К сожалению, календаря под руками не оказалось, и гениальному замыслу не суждено было осуществиться, как и многим другим планам Млиницкого, которые, однако, хоть и не претворялись в действительность, но все же производили эффект.
* * *
Господин Дружба вскоре снова вернулся в «Павлин», но смотрел на все окружающее уже не теми глазами, как год назад. Ягодовская и теперь была пригожа и опрятна, но эмаль поэтичности слетела с нее. С замиранием сердца Дружба представлял себя на месте Винце Манушека в тот злополучный послеобеденный час.

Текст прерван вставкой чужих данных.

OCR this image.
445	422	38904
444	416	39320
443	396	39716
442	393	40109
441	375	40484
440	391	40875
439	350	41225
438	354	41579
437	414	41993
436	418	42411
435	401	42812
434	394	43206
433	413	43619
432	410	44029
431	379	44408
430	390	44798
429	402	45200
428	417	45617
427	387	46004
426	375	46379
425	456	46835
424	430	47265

С того самого времени он оценивал все события с точки зрения философа. Но какие могли быть события в тех местах? Так пустяки, нелепости. Иногда Ковик задавался целью получить ответ на какой-нибудь неожиданный вопрос:
— Разве бывает такое ремесло, которое можно было бы забыть, если ты его когда-то освоил? Почему все знает тот, кто ничему не учился, а тот, кто специально изучал какое-то дело, не знает ничего? Я говорю о колбасниках, которые нипочем не сделают хороших сосисок и колбас, тогда как все другие умеют это. То же самое можно сказать и о приготовлении пищи. Любая крестьянка умеет великолепно готовить, если захочет, но на тысячу поваров, может быть, лишь один готовит хорошо.
Об этом шел диспут на протяжении многих дней, регент церковного хора стучал по столу:
— До чего ж это мудреная штука! Никакой логики и тем не менее сущая правда! С ума можно сойти.